Avec le concours de l’Ecole centrale de Paris, il a donc planché sur cette lampe qui, grâce à un mini-panneau photovoltaïque de 1,8 W, permet en cinq à sept heures de recharge en plein soleil d’éclairer pendant une durée de 9 heures. Avec au choix une lumière diffuse pour une pièce, ou bien concentrée pour un bureau. Mais Mona compte aussi un port USB pour brancher son portable. « Au début, quand j’ai imposé qu’on puisse intégrer cette fonctionnalité, tout le monde se demandait pourquoi. Mais il faut savoir qu’environ la moitié des Africains a un téléphone portable », malgré les difficultés d’accès à l’électricité, rappelle-t-il.

Ministères et ONG

Outre l’expertise de l’école d’ingénieur parisienne, Edgard Hardy a bénéficié du soutien de Seinari, l’agence de l’innovation de la région Haute Normandie. « Il y a mis son cœur, ses réseaux, il fait partie de ceux qui devraient réussir », commente Philippe Gangneux, directeur adjoint de l’organisme. « La question qui tue que l’on pose c’est : "vous voulez vendre quoi, à qui, comment, combien et quand ?" Les perspectives de business sont intéressantes et il avait une idée des défis à relever et de la stratégie à adopter ».

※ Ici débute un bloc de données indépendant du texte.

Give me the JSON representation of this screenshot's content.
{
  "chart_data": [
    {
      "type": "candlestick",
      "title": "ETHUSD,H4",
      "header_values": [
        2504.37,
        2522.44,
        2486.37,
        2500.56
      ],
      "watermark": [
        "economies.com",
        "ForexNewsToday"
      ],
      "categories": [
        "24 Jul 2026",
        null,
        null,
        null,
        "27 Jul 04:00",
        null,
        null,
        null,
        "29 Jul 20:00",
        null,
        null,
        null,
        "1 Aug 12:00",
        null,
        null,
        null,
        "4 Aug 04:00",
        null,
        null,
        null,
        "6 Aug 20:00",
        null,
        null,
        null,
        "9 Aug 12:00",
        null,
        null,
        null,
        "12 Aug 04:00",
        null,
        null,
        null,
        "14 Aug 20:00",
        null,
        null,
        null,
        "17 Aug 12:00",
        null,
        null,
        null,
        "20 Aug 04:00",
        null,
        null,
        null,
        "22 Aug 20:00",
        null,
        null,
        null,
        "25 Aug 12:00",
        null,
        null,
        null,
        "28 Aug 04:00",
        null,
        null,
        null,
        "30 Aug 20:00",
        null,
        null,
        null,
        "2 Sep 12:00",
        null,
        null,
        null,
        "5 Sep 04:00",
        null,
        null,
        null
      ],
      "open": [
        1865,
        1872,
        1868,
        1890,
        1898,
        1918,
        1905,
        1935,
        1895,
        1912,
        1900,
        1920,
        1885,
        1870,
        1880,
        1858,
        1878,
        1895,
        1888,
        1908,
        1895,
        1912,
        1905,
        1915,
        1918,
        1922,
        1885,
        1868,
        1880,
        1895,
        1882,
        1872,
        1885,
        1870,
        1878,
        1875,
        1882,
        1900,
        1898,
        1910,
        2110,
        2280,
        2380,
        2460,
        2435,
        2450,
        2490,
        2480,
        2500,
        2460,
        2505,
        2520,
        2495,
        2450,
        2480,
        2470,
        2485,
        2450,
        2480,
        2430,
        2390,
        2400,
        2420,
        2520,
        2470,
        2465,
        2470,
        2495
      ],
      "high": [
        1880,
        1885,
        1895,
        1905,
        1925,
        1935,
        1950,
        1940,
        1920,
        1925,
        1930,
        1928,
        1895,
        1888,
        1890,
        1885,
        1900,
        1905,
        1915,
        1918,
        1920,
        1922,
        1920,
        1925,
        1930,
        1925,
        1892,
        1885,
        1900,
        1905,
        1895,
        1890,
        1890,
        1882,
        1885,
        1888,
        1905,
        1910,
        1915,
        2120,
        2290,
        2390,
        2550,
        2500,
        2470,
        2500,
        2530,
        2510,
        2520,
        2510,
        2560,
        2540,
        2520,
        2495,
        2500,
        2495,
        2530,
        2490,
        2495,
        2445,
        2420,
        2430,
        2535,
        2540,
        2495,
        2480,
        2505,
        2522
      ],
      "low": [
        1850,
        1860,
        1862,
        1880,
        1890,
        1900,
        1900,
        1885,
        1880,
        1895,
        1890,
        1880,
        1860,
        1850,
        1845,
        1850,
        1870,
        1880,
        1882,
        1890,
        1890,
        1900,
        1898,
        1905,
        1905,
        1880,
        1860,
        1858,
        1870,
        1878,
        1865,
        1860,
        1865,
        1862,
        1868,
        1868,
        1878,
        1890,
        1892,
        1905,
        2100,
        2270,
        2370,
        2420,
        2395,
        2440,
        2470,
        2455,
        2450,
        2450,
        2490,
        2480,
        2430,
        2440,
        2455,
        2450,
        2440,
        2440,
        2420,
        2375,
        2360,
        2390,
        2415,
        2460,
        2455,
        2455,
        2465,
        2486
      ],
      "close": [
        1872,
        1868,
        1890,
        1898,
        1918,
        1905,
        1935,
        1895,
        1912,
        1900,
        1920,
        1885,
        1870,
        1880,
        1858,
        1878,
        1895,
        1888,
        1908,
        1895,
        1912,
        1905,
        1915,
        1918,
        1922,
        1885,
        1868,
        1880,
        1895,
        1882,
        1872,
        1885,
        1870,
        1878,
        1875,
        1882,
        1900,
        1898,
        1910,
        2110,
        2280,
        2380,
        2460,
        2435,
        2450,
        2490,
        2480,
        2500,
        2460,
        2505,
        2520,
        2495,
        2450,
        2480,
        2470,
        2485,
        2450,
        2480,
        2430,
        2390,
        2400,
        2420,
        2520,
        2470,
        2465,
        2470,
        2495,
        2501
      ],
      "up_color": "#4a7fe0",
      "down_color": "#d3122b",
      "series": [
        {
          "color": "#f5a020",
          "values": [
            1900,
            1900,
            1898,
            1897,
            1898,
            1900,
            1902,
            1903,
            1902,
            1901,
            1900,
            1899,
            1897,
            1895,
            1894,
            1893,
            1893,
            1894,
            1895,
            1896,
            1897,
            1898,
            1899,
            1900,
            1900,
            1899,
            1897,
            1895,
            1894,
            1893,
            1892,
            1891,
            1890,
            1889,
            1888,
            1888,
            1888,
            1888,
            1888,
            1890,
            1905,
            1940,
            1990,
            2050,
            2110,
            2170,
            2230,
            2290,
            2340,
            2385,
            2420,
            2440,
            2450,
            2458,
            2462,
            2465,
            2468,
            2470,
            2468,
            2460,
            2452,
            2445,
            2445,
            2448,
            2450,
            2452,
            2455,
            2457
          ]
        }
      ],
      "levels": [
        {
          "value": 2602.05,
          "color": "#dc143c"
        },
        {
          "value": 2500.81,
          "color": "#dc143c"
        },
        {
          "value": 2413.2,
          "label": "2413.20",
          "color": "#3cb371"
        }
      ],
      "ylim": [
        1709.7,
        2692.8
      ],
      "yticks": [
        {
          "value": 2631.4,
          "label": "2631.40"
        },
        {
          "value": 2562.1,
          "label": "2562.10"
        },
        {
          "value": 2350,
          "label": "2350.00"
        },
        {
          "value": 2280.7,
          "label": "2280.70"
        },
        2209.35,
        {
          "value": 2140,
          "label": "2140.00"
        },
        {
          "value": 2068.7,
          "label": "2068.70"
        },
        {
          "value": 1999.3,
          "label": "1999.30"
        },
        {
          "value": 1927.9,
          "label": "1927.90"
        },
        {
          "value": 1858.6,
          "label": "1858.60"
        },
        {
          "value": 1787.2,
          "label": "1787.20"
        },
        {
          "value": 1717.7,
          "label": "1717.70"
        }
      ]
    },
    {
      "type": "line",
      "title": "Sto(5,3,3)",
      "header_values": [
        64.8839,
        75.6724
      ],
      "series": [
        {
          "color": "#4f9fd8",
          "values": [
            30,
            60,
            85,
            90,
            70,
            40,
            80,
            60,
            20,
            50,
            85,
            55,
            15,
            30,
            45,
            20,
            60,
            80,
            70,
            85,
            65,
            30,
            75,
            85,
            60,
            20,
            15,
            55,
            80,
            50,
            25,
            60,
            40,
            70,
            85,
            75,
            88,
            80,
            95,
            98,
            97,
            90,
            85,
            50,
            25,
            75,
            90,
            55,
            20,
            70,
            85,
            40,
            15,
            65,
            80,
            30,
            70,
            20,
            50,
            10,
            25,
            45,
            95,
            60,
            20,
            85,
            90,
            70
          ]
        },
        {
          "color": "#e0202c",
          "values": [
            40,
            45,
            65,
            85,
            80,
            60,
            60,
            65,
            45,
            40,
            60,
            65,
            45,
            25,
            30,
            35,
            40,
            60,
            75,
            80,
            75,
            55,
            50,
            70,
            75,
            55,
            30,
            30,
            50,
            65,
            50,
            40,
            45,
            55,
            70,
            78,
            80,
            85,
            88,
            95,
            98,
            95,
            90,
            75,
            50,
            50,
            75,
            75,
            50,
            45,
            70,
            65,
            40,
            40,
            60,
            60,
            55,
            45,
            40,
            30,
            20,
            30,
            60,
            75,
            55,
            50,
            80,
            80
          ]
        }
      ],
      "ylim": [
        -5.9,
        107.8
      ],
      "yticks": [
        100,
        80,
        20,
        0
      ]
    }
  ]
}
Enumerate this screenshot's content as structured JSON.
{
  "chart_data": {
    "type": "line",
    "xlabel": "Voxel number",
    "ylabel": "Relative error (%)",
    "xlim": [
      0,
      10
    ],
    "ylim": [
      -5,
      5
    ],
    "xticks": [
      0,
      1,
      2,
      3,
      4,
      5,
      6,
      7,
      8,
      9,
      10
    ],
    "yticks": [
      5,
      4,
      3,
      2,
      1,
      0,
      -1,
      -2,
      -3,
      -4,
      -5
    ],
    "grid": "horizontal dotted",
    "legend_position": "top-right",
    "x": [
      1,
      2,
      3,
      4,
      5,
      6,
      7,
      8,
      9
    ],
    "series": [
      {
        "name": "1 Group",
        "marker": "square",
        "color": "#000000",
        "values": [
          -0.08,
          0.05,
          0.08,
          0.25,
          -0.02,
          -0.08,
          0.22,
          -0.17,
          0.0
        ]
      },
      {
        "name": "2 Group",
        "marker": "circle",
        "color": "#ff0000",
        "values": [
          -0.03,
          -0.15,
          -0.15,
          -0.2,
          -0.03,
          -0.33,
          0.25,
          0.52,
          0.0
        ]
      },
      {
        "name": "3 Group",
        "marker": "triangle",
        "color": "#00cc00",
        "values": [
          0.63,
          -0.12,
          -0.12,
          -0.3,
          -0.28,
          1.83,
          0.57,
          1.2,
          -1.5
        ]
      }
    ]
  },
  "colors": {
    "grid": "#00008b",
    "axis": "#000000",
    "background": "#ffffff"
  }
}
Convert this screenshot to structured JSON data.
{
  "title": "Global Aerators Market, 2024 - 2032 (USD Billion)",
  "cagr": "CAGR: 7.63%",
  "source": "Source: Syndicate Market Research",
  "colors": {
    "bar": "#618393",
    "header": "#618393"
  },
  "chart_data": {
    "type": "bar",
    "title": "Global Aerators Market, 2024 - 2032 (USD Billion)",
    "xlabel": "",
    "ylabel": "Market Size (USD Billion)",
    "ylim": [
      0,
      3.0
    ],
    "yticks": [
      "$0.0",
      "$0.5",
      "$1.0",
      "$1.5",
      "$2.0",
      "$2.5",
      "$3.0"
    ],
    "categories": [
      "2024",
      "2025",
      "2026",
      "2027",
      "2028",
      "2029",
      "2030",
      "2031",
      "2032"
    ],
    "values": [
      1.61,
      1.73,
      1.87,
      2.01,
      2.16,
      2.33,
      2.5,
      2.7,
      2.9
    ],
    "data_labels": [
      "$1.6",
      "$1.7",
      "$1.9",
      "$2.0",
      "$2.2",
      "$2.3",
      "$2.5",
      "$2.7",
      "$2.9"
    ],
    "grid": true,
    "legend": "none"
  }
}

Le garçon sait s’appuyer sur des distributeurs locaux pour une revente directe ou un passage par un partenaire qui « donnera les lampes ou les vendra à prix coûtant. Cela peut être une personne physique, une administration, une grande entreprise, une ONG », détaille Edgard Hardy.

Après avoir décroché en 2010 le prix « Innovation et futur » du conseil régional, la société Solar 21 expédiera en avril sa première commande de 5000 pièces en avril au Congo Brazzaville, où elle a noué un partenariat. Une deuxième devrait suivre en République démocratique du Congo, où le distributeur a des contacts avancés avec les ministères de la Santé et de l’Education.

« Je rentre d’Afrique du Sud, où plusieurs partenaires m’ont pris quelques centaines d’unités en guise de test, et je vais prochainement en Angola, au Sénégal et au Gabon. Enfin, nous venons de recruter il y a une semaine un commercial via un volontariat international en entreprise, qui ira en Afrique centrale », annonce-t-il.

Plaisance et randonnée

Autre raison d’y croire pour Philippe Gangneux : Solar 21 affiche un « modèle économique mixte », en visant à la fois le marché africain et européen. « L’adaptation, c’est de vendre un même produit différemment », résume-t-il. Ici, plus d’ONG faisant l’intermédiaire, il s’agit de cibler « les gens qui font du camping, de la randonnée, du bateau », indique Edgard Hardy.

Première touche avec Nature&Découvertes, qui distribue Mona en France, Suisse et Belgique. Après une première commande en décembre de 1000 lampes, « les magasins sont presque tous en rupture de stock » et une deuxième fournée est en route.

Reste un hic dans cette opération internationale : Mona n’est produit ni en France, ni en Afrique, mais en Chine. « C’est un problème de moyens. En France on parle beaucoup mais on ne fait rien. J’ai trouvé des partenaires en Chine qui ont mis 500 000 euros sur la table », justifie-t-il. Tout en assurant que l’idée de développer des capacités de production localement « est déjà intégrée dans [sa] tête ».